This project was developed for the course Page to Screen. This project asked us to do exactly what the course title promised: take a rich, sprawling archive from print and rethink it for screen. The challenge was wide open: take Arts & Architecture—15 years of content, 8 issues a year—and turn it into an app. The magazine covered everything from furniture and material trends to urban planning and art and we could pick anything.
The real task was finding what felt meaningful now, and making something that belonged on screen rather than a digital version of the print. After digging through the archive, we landed on the Case Study House program—a visionary effort to rethink American housing. That became our anchor. From there, we built Curate, an app that helps architects and homeowners design better homes together, inspired by modernist principles.
Arts & Architecture was a groundbreaking American magazine that helped define modernism in the mid-20th century. Under John Entenza’s leadership in the 1940s–60s, it transformed from a design publication into a cultural force—shaping how Americans imagined lifestyle, space, and innovation.
With iconic covers by Ray Eames and photography by Julius Shulman, the magazine didn’t just showcase architecture, it sold a vision of modern living. Emerging in a postwar era desperate for change, Arts & Architecture championed optimism, experimentation, and an entirely new way of thinking.
Its most influential initiative, the Case Study House Program, launched in 1945 to rethink American housing through efficient, affordable design. While some of these homes leaned aspirational, the program promised a bold vision for accessible, modern living that still resonates today.

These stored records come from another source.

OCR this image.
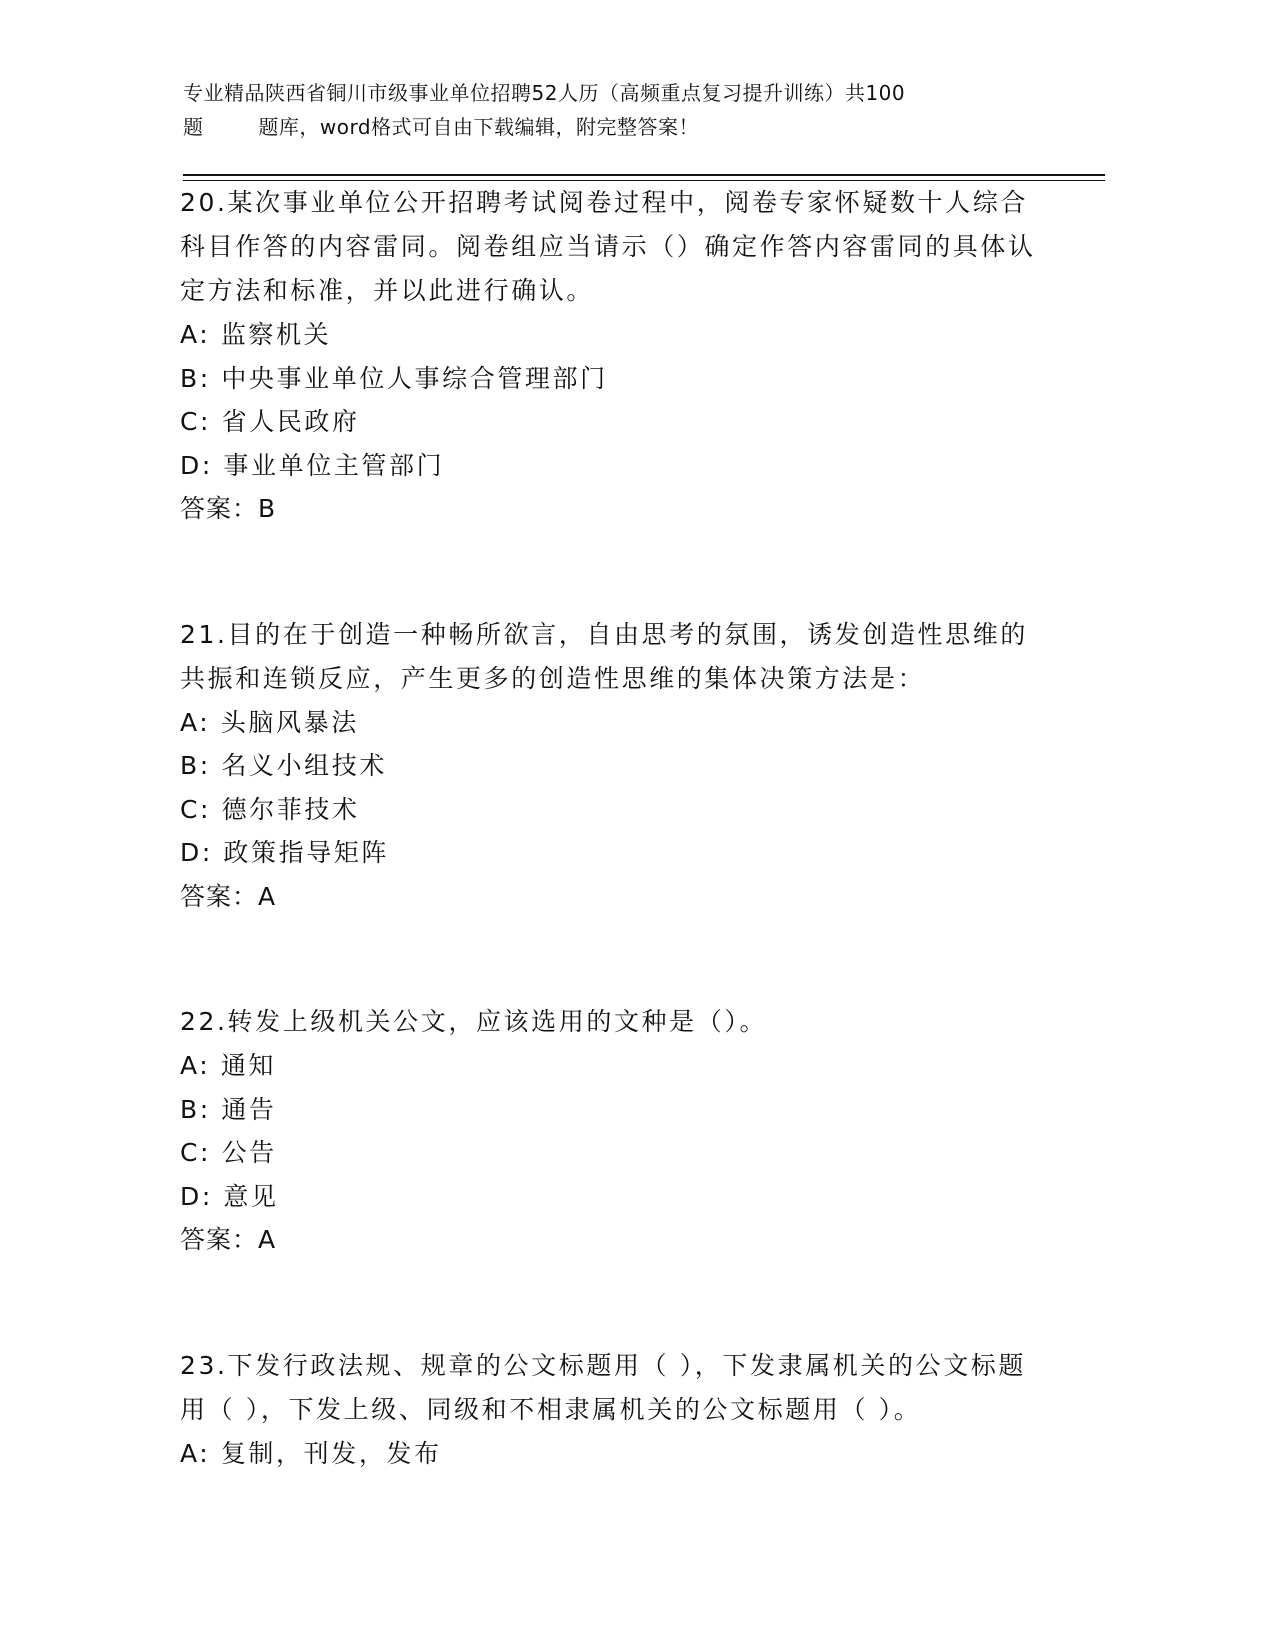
专业精品陕西省铜川市级事业单位招聘52人历（高频重点复习提升训练）共100

题        题库，word格式可自由下载编辑，附完整答案！
20.某次事业单位公开招聘考试阅卷过程中，阅卷专家怀疑数十人综合科目作答的内容雷同。阅卷组应当请示（）确定作答内容雷同的具体认定方法和标准，并以此进行确认。
A: 监察机关
B: 中央事业单位人事综合管理部门
C: 省人民政府
D: 事业单位主管部门
答案：B
21.目的在于创造一种畅所欲言，自由思考的氛围，诱发创造性思维的共振和连锁反应，产生更多的创造性思维的集体决策方法是：
A: 头脑风暴法
B: 名义小组技术
C: 德尔菲技术
D: 政策指导矩阵
答案：A
22.转发上级机关公文，应该选用的文种是（）。
A: 通知
B: 通告
C: 公告
D: 意见
答案：A
23.下发行政法规、规章的公文标题用（ ），下发隶属机关的公文标题用（ ），下发上级、同级和不相隶属机关的公文标题用（ ）。
A: 复制，刊发，发布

Designing a home is an intimate process, and while technology can support it, we don’t believe it should replace the human connection between architect and client. Curate is designed to streamline the process without losing the personal touch. Architects begin by pre-populating a questionnaire based on initial conversations, covering lifestyle, family size, site details, and key priorities. Clients then review and adjust these answers, saving time and ensuring alignment from the start.
From there, the app's algorithm and the architect work together to curate a selection of Case Study Homes from Arts & Architecture’s archive, offering a tailored, thoughtful foundation for design discussions and moodboarding. The result is a process that’s collaborative, efficient, and deeply personal, just as building a home should be.
Most moodboards are just collections, images saved without clarity or follow-through. Curate’s Moodboard is designed to go deeper. Both architects and clients can add images taken from the Case Study archive, highlight specific elements, leave targeted notes and responses. A color-coded system shows who added what, keeping collaboration clear and organized.
This turns vague inspiration into focused direction, making it easier to understand what the client truly wants, and how to build it.
While the Moodboard feature is about exploration, Comparison is where choices get made. Users can line up potential homes, closely examine them, and actively mark what works, and what doesn’t. From specific design elements to material preferences, every deetail is tracked, annotated and responded to.
This feature creates a clear, evolving record of preferences across many homes, helping both client and architect align on direction with confidence and precision.
When I started this project, I had no idea I’d be working on a real estate rebrand just a few months later. I was simply trying to make sense of a mid-century magazine and turn it into something relevant. But somewhere between moodboarding modernist kitchens and debating whether sunken living rooms still had a place, I accidentally began learning the language of architecture.
Fast forward, and I’m deep into branding Mantra Properties—talking about structure, form, lifestyle, and what it really means to build a home. Suddenly, all that research didn’t feel so random.
This project reminded me that design work always loops back around. What started as an app about old houses turned out to be the blueprint for understanding how to position new ones in Dubai.